Rudolf Sikorski è l’eroe di questo dramma che inizia nel momento stesso in cui egli accetta le regole del gioco dei Nomadi, nel momento in cui decide di lasciare i “trovatelli” all’oscuro delle loro origini e di manipolare il loro destino, allo stesso modo in cui ritiene che i Nomadi manipolino il destino degli uomini. In realtà Sikorski diffida non tanto dei “trovatelli” e dei Nomadi, quanto dei suoi stessi conterranei, della loro capacità decisionale, della loro lungimiranza, e perciò assume su di sé la maggior parte di responsabilità — un peso sotto cui è destinato a soccombere — per cui non gli rimane altro da fare che liberarsi di una parte del fardello, nella fattispecie, di Abalkin. Tutta la lunga catena di compromessi per evitare di giungere a una soluzione drastica (fin dall’inizio il Consiglio Mondiale aveva infatti escluso decisamente la possibilità di distruggere le cellule) porta alla fine proprio a un atto irreversibile.
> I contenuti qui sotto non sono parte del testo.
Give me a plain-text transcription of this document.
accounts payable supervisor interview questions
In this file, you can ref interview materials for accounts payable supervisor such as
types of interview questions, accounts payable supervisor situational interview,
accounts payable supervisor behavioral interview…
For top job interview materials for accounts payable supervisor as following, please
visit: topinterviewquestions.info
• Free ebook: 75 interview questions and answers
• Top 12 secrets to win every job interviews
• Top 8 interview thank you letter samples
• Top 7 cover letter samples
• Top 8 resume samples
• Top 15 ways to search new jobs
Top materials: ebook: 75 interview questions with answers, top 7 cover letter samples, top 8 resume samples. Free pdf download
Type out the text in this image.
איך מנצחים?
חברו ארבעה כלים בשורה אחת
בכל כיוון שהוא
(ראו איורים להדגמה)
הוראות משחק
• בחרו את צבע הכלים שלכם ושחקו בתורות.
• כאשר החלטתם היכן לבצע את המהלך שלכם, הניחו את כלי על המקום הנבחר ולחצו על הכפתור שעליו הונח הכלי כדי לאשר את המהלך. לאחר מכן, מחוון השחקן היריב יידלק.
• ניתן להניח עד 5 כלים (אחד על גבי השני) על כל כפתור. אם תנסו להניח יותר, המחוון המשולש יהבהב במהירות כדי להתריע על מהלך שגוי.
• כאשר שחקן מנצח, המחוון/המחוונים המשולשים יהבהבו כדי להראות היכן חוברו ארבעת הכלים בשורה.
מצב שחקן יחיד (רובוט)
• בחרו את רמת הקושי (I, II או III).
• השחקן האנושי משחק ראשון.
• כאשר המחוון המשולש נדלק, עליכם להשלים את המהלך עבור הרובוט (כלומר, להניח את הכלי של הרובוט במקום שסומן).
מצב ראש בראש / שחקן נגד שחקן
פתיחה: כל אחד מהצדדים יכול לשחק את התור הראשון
L’uccisione di Abalkin è in realtà una non-soluzione, che ha un carattere liberatorio per la vittima e non per l’assassino. Abalkin potrebbe essere stato spinto proprio dalle circostanze create da Sikorski a cercare di impadronirsi del detonatore, oppure potrebbe essere effettivamente un automa azionato dai Nomadi. È il lettore che deve scegliere la spiegazione che più gli piace: vedere i due eroi del dramma come un giustiziere e un emissario dell’ignoto oppure come una formica ed un innocuo scarabeo.
LO SCARABEO NEL FORMICAIO
1° giugno dell’anno 78. Il collaboratore del COMCON-2 Maksim Kammerer
Alle 13.17 Sua Eccellenza mi ha chiamato. Non ha alzato gli occhi su di me, perciò ho visto soltanto il suo cranio calvo, coperto di lentiggini di vecchiaia. Quest’accoglienza denotava grande preoccupazione e scontentezza. La cosa, comunque, non mi riguardava.